La consultation du CSE c’est le moment de la rencontre entre le travail prescrit, c’est-à-dire l’ordre donné par l’employeur, la réalisation théorique des tâches ; et le travail réel, c’est-à-dire ce qui peut concrètement être fait ou pas sur un poste de travail et que l’employeur ne peut qu’ignorer à moins d’avoir un don d’ubiquité particulièrement développé. 

Cette consultation ne s’est pas faite dans les règles puisque les élus CGT n’ont pas reçu l’information suffisante leur permettant de participer à cette consultation et de formuler un avis éclairé.

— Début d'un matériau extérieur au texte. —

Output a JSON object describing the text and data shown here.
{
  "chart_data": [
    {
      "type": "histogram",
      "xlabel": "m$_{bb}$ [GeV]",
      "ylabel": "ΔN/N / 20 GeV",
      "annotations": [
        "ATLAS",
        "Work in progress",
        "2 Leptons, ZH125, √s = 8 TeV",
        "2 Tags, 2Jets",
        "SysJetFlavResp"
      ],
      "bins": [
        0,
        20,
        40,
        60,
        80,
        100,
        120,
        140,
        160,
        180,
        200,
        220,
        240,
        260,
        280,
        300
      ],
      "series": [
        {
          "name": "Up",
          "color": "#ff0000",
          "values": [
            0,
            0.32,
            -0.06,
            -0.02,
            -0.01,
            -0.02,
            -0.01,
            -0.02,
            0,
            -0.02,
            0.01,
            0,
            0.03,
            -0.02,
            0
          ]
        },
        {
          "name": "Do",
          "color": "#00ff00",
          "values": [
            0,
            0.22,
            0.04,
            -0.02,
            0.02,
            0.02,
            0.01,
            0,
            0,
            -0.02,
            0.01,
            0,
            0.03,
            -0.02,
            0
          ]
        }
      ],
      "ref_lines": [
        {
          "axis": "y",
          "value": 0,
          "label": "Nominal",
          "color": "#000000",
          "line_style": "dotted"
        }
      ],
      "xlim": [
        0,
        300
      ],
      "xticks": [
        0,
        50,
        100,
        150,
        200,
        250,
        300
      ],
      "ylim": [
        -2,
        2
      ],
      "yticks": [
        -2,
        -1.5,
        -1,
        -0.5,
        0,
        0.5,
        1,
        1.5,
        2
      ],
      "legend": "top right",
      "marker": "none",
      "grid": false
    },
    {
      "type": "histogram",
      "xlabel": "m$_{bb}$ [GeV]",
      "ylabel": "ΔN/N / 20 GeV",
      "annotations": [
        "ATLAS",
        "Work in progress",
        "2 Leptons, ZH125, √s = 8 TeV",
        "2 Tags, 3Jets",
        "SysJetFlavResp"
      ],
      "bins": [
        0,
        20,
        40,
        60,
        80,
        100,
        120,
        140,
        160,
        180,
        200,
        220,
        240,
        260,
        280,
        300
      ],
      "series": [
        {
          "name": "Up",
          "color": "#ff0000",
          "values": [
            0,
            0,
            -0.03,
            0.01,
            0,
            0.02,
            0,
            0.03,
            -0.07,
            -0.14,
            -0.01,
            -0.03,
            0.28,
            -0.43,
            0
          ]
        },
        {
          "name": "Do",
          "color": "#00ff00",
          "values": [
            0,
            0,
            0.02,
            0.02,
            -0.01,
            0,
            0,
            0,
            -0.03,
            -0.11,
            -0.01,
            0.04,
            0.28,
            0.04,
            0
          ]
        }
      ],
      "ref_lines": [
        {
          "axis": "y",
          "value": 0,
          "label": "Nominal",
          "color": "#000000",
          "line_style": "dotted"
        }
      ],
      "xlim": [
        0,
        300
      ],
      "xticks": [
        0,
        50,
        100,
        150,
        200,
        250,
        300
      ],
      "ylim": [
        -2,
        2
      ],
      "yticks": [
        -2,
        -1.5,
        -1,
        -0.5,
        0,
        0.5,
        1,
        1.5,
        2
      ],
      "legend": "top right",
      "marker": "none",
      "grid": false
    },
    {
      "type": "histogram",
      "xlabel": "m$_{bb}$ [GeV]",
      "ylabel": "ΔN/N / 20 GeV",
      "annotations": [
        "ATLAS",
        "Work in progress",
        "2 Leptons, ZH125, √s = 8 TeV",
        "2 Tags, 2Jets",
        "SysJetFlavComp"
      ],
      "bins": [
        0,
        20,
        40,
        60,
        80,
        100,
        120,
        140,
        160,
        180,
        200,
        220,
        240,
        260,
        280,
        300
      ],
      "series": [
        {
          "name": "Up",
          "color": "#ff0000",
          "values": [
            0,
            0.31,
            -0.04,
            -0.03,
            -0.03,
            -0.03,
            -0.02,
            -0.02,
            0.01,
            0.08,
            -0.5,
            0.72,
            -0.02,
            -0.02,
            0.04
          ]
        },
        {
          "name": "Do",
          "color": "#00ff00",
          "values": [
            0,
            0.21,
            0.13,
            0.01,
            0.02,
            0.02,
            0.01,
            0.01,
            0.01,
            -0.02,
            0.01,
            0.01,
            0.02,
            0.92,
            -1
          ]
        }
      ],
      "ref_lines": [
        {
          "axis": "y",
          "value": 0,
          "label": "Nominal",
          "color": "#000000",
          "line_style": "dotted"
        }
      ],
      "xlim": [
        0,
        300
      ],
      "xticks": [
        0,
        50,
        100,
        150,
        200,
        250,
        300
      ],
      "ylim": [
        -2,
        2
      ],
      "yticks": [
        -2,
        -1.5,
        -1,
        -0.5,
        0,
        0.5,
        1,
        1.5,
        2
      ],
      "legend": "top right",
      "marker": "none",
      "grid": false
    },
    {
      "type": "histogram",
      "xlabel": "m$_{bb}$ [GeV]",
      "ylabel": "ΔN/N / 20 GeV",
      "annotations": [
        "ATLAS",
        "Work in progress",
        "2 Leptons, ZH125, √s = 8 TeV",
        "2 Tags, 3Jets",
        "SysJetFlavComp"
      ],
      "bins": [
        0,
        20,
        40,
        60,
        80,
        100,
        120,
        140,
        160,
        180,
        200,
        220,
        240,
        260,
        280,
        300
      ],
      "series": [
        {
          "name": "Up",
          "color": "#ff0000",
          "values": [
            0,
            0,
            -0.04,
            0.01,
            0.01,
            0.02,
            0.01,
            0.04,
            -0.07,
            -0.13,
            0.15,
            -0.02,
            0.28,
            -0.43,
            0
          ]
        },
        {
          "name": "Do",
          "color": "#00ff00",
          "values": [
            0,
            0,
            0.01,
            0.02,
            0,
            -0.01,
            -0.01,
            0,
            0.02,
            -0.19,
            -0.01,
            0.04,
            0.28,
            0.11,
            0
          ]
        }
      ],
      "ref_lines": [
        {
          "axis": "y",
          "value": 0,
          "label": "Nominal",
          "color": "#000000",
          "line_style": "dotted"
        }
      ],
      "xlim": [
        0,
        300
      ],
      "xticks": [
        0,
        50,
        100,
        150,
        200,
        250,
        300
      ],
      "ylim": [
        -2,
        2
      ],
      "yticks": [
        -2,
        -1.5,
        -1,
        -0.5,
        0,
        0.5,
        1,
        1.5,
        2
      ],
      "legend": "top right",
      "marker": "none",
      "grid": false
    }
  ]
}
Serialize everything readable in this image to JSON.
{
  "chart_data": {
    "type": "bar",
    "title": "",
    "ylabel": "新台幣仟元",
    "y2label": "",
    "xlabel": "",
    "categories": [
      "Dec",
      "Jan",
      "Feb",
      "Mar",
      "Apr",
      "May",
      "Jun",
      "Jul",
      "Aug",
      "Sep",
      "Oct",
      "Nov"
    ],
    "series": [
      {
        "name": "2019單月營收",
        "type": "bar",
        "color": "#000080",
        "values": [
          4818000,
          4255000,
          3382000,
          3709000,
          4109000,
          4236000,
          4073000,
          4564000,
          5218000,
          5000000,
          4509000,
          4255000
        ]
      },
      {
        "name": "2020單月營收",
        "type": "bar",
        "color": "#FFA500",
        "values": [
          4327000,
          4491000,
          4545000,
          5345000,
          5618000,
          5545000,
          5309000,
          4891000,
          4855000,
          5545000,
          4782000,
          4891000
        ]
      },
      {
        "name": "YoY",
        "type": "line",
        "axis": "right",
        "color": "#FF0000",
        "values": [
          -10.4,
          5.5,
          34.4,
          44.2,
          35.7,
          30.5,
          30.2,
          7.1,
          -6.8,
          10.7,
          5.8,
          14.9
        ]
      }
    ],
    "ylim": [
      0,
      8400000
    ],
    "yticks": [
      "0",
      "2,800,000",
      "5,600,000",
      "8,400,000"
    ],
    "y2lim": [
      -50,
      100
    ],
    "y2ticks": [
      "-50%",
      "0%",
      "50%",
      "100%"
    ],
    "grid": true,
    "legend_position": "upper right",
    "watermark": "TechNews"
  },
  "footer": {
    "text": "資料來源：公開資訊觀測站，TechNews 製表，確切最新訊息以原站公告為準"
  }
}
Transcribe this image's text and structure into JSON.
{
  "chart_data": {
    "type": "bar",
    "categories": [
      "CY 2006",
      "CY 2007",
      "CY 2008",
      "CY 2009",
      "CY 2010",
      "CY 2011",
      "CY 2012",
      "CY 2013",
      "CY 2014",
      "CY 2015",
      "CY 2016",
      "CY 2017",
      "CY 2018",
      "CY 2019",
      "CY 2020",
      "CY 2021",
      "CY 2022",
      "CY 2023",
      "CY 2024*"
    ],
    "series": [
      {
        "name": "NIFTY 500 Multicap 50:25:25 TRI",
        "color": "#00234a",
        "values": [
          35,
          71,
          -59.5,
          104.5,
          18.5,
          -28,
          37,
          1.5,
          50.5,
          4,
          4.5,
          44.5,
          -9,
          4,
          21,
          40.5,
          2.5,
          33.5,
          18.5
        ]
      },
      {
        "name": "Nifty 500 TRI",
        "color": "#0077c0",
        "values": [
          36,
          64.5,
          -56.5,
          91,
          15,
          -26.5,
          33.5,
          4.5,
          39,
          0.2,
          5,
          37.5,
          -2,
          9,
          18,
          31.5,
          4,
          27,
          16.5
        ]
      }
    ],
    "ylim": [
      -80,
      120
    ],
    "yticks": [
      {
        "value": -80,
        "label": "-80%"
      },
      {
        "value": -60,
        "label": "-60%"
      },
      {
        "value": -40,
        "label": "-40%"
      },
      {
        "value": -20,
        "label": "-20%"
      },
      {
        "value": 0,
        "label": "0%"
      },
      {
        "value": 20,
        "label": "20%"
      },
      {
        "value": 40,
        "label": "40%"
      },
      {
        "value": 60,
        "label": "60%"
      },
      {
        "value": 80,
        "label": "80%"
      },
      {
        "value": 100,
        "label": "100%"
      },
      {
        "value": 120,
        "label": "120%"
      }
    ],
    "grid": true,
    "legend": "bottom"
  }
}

Ce qui a naturellement conduit le juge à ordonner à la direction de l’usine de Sandouville de procéder à une consultation dans les formes, afin de garantir ce qui a été expliqué ci-avant. 

Mais contrairement à ce qu’ont pu expliquer les animateurs des plateaux de télévision, le tribunal judiciaire du Havre, auteur de la décision de fermeture du site jusqu’à mise en œuvre de mesures de protection après consultation du CSE, n’a pas rendu son ordonnance sur les seules questions de procédure.

Plus de la moitié des motifs du tribunal porte sur la prévention des risques eux-mêmes et non sur la consultation irrégulière du CSE. Il est donc mensonger de dire que ceci n’est qu’une question de forme, la direction de l’usine de Sandouville s’apprêtait à mettre en danger ses salariés. 

Il est également étonnant d’avoir entendu des ministres et le président de la République remettre en cause une décision de justice quand ils sont si prompts à refuser de les commenter habituellement, ce qui est bien normal. 

Il est pourtant d’usage, lorsque l’on a des difficultés à progresser, notamment dans la lecture de livres aussi volumineux et techniques que le Code du travail, de commencer par des textes plus courts et non moins fondamentaux. La Constitution semble être un bon choix pour commencer et se faire une idée du concept de séparation des pouvoirs et de droit à la participation des travailleurs.